Мун не возражала. Похоже, она была до глубины души потрясена распятием нашего сына.
На этой нашей кремниевой Голгофе металлические мухи-убийцы окружили ее голову.
Когда минскийцы тихо оборвали жизнь Мун, своей уцелевшей рукой я держал ее за руку, а обрубком обнимал за плечи. И закрыл ей глаза двумя поцелуями.
А потом я тоже умер.
133
Ангел, Великая Мать и Святая Училка
В смерти есть один главный недостаток.
Длится она недолго.
По сути, всего ничего.
Другим недостатком оказалось то, что, будучи мертвым совсем недолго, я не успел оценить ее по достоинству.
То есть совсем не почувствовал.
Моменты, когда киберпчелы-убийцы окружили мою голову и отключили меня, как 25-ваттную лампочку, и когда сознание вернулось ко мне, оказались для меня нераздельны. Мое «я» не испытало никаких переживаний, да и переживать было нечего. Никакого белого света или пурпурного коридора, никакой потусторонней музыки и судилища с участием святых особ. Не было ни моментального просмотра всей прошедшей жизни, ни соблазнительной иллюзии бирсовского Совиного ручья. Было просто исчезновение. Я испарился, лопнул как мыльный пузырь.
А потом, практически мгновенно, снова весьма неожиданно очнулся, вернувшись в собственный эго-континуум; при этом мое тело находилось в том положении, в каком я его запомнил в последний раз, а именно лежало на спине.
Я решил, что лучше удостовериться в том, что происходит, и открыть глаза.
Снова-здорово.
Меня приветствовало тусклое, но чем-то знакомое небо.

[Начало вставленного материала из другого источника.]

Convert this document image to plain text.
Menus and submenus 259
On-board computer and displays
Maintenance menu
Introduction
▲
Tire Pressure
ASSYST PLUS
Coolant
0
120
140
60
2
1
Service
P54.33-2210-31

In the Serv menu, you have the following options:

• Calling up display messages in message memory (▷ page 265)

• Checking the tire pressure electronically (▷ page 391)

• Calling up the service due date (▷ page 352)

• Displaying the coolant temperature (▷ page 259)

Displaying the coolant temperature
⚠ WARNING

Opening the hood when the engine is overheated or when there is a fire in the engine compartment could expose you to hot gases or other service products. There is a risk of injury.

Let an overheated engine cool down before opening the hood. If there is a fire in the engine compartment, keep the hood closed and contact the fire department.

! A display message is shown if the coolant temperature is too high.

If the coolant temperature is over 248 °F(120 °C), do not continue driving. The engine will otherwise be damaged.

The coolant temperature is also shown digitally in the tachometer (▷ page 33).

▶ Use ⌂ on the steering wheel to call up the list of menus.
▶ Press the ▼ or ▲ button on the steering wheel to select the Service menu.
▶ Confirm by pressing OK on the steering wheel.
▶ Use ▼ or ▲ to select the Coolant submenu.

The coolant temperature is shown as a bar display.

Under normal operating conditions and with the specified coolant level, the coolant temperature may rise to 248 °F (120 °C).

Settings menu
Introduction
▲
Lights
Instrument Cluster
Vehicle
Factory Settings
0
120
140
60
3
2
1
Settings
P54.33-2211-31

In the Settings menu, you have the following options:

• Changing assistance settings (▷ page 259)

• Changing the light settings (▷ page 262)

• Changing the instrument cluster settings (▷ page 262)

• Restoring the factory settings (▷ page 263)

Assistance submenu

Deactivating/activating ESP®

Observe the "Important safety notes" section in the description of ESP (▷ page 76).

Я осторожно поднялся и оглянулся по сторонам...
Та же стерильная, выровненная Земля минскийцев, на которую я посмотрел, прощаясь. Насколько я сумел разглядеть, именно здесь умерли я, Мунчайлд и Диггер (хотя никакого уставленного в небо креста рядом больше не было).
Мне стало понятно, что случилось. Злые безумные роботы, мастера наноманипуляций, зачем-то воскресили меня, восстановив и отремонтировав в моем мозгу и органах клетки, поврежденные во время моего уничтожения. Для чего они сделали это, я не знал. Быть может, это какая-то особенно жестокая форма пытки, бесконечное повторение смерти. Если не принимать во внимание их заявление, что эмоции-де им чужды, сомневаться в садизме минскийцев не приходилось. Может, им снова для непонятных целей понадобились мои Гейзенберговы способности наблюдателя. Кто их знает. Но я мог поспорить, что умер всего на несколько минут, ну, в крайнем случае, на несколько часов или на день, в зависимости от того, сколько они могли хранить мое мертвое тело, пока не будет пройдена точка невозвращения. А то, что я снова в своем прежнем теле, разве не означает, что они способны оживлять?..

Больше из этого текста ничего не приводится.